We are still planning this change, it should be done in few weeks. For now we do not have any solution for the problem. Vendor suggest to make some changes on vswitch... if you have some test infrastracture you can try it...

-CsumOffload Off -TcpSegmentation Off -zeroCopyXmit Off

RumataRus · ‎12-06-2011

Hi,

do you use Veeam Backup&Replication on the SQL VM?

mpolok · ‎12-07-2011

No, we are not using Veeam Backup&Replication. From other information:

1. There is no dropped connection in logs on SQL Server,

2. We also noticed that when the problem appears there is entry in application logs "12:35:20.816620(d38) Failed to Disconnect from the ODBC connection".It looks like ODBC driver fails to disconnect and then reconnect. From ODBC settings we can see that "Connection Polling Timeout" is set to 60 seconds, so it wait 60seconds before removing the connection from the pool of open connections. We asked vendor if we can turn it off - it may result in degraded performance, but there will be no open connections left in the pool, all will be closed instantaneously after transaction.

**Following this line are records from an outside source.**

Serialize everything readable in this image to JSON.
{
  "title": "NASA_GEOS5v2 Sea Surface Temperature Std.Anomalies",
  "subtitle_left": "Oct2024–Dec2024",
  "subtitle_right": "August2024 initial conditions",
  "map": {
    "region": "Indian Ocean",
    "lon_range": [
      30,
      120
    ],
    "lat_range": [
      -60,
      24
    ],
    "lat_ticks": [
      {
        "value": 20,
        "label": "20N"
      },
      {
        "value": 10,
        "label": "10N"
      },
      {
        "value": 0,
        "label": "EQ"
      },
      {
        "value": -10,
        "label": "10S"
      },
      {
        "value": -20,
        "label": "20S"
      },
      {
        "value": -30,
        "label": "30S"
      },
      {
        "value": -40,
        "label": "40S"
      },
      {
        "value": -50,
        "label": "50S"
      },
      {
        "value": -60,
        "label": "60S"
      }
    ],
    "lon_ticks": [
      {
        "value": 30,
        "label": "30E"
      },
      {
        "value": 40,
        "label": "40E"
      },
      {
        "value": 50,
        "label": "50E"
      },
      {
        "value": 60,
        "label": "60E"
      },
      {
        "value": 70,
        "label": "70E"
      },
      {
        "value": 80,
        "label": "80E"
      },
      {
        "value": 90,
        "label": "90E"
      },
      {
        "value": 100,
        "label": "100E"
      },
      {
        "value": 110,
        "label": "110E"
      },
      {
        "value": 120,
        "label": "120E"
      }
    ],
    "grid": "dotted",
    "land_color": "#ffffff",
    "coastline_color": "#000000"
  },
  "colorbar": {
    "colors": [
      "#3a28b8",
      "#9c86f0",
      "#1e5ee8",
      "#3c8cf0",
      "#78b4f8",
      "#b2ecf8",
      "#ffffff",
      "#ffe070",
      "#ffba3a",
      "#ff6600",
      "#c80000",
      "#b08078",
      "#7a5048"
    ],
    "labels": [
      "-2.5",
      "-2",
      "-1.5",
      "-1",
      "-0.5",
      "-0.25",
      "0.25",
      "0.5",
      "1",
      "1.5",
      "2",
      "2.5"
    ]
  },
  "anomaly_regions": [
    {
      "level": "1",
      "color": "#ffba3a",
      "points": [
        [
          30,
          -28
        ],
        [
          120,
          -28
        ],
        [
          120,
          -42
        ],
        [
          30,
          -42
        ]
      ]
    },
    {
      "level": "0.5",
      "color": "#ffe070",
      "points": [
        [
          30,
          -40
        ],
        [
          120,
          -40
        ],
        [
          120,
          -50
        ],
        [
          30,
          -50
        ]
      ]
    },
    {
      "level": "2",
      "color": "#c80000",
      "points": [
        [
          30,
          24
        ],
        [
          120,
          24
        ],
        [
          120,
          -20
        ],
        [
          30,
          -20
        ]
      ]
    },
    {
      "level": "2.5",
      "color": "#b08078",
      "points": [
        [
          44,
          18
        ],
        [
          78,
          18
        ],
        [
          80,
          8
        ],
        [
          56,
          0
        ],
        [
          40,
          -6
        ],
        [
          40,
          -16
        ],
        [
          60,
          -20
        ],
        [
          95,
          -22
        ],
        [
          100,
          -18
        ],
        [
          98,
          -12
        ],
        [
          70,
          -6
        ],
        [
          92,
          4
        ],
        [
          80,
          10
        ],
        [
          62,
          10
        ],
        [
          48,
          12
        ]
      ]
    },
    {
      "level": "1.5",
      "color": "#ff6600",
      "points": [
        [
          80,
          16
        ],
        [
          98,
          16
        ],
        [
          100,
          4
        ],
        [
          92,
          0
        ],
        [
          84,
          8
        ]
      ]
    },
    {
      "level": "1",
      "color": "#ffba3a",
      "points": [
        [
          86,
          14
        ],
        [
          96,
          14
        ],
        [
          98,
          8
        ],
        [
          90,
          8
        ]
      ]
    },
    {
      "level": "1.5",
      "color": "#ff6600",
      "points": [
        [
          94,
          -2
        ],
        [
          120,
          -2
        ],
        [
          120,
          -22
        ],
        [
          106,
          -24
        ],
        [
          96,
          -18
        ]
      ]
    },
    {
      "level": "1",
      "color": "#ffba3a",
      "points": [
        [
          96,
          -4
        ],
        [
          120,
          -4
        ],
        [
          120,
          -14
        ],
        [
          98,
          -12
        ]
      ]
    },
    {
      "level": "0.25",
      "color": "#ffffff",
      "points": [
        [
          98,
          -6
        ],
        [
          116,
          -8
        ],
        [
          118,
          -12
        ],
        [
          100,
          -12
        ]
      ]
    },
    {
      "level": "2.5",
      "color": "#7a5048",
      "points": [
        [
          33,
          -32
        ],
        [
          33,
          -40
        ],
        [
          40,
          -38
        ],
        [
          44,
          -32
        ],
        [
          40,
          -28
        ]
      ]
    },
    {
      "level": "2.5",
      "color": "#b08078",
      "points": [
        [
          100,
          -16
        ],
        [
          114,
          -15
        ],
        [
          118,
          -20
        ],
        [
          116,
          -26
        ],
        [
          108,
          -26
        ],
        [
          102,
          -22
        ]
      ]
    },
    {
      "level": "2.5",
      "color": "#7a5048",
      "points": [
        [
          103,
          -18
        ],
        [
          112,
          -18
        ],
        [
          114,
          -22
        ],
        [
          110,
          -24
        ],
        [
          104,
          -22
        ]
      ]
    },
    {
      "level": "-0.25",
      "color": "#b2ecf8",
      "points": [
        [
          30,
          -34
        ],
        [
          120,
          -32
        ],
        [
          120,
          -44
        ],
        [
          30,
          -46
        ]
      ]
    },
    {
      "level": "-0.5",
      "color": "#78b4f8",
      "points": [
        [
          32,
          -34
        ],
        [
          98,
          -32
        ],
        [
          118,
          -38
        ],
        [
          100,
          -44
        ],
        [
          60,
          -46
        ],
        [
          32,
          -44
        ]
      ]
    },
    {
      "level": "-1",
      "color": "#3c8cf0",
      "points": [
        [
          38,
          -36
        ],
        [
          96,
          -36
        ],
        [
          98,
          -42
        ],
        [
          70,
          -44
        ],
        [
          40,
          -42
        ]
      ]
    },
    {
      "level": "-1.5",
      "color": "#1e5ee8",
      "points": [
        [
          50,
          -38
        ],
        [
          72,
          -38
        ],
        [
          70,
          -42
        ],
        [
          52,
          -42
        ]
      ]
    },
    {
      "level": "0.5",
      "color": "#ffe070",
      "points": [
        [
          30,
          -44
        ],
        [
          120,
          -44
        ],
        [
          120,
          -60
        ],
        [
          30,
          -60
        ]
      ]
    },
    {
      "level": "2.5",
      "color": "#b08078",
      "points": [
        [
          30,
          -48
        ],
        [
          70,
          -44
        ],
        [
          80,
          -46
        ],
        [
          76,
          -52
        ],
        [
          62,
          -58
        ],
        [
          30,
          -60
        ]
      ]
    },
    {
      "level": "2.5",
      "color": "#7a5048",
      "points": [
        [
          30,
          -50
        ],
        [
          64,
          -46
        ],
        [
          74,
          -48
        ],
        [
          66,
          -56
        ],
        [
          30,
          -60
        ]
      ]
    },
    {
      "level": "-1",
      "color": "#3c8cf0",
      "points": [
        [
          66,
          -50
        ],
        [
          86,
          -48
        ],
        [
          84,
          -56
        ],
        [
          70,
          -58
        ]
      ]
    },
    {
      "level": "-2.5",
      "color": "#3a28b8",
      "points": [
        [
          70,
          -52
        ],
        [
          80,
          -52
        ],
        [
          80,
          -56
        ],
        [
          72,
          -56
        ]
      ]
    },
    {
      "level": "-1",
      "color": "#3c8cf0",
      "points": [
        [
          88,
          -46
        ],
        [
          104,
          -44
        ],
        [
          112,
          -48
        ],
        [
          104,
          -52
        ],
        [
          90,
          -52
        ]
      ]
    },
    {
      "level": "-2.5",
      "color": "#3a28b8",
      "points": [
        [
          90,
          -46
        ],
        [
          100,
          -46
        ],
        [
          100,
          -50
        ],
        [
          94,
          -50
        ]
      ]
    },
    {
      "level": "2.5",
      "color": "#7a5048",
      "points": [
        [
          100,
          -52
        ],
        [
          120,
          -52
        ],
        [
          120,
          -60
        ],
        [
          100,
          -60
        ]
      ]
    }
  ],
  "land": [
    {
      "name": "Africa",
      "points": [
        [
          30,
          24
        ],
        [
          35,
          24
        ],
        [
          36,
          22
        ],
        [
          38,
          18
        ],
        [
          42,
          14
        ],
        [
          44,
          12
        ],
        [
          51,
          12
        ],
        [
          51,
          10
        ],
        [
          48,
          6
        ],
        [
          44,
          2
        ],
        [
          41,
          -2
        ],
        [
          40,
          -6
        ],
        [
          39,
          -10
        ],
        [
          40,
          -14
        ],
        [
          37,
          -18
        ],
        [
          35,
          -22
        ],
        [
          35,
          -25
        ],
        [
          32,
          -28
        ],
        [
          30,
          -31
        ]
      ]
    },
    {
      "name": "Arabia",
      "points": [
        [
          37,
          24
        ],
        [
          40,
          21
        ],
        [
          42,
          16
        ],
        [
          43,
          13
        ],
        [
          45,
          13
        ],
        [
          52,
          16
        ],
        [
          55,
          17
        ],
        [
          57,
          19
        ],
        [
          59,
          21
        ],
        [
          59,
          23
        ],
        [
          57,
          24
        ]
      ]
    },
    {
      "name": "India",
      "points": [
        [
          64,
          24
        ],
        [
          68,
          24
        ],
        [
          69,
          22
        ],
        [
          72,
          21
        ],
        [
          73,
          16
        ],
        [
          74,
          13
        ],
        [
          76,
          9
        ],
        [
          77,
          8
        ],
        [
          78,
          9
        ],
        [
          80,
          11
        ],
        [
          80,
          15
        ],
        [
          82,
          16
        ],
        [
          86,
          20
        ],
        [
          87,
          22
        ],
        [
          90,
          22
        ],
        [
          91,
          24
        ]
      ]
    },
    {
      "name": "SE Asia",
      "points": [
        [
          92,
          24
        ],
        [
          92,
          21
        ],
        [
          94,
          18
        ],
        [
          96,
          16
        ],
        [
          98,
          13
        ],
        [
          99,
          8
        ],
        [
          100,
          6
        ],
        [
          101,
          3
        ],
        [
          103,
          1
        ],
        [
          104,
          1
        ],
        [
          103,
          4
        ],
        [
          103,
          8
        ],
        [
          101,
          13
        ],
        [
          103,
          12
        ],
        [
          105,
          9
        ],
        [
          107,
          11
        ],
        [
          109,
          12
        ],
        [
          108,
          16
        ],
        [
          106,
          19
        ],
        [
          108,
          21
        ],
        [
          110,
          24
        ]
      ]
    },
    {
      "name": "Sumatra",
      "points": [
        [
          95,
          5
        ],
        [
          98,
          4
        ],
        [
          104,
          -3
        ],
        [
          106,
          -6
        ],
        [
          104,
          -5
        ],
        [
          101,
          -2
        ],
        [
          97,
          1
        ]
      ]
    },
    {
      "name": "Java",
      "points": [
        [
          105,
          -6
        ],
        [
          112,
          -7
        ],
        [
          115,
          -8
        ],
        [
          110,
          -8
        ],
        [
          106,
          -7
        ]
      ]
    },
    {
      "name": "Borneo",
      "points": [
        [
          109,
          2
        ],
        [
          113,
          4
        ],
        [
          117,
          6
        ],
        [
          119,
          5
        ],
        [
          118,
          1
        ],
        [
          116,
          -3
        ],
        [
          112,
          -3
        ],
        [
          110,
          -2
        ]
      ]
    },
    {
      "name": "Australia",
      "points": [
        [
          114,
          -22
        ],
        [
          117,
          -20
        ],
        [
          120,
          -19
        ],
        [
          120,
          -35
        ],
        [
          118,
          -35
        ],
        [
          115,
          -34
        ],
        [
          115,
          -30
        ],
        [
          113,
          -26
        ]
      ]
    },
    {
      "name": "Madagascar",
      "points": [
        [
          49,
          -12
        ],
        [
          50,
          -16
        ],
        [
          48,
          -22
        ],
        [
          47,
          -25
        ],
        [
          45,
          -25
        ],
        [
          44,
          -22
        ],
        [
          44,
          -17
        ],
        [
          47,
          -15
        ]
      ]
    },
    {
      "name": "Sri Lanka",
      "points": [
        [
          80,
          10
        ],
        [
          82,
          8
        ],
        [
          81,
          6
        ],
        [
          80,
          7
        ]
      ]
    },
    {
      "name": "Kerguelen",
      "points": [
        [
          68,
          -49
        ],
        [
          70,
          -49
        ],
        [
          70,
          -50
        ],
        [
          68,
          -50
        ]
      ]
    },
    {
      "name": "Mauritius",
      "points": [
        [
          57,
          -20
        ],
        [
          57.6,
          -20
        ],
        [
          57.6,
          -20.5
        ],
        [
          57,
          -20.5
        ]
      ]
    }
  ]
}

I will let you know when we will receive response

Regards

Mateusz

RumataRus · ‎12-07-2011

mpolok wrote:
I will let you know when we will receive response

Thank you!

It is interesting. I will wait.

RumataRus · ‎01-10-2012

Hi, Mateusz!

Do you have any news on this topic?

mpolok · ‎01-11-2012

Hi,

Unfortunatelly we had a 'change freeze' for last few weeks. Now we are waiting for approval and proposal date. It should be done in next 2-3 weeks... I will let you know

RumataRus · ‎01-11-2012

Thanks!

mpolok · ‎01-24-2012

Hi,

Unfortunatelly we are still getting those alerts after migrating to central cluster. We are suspecting that this is some issue with ODBC or drivers on app server, we are still in contact with vendor. If I will have any solution I will let you know

Regards

RumataRus · ‎01-24-2012

Hi!

Thank you for information.

Meanwhile we suspect that the problem is in our root switch.

We are waiting for the new switch to test our suspicion.

I will also let you know.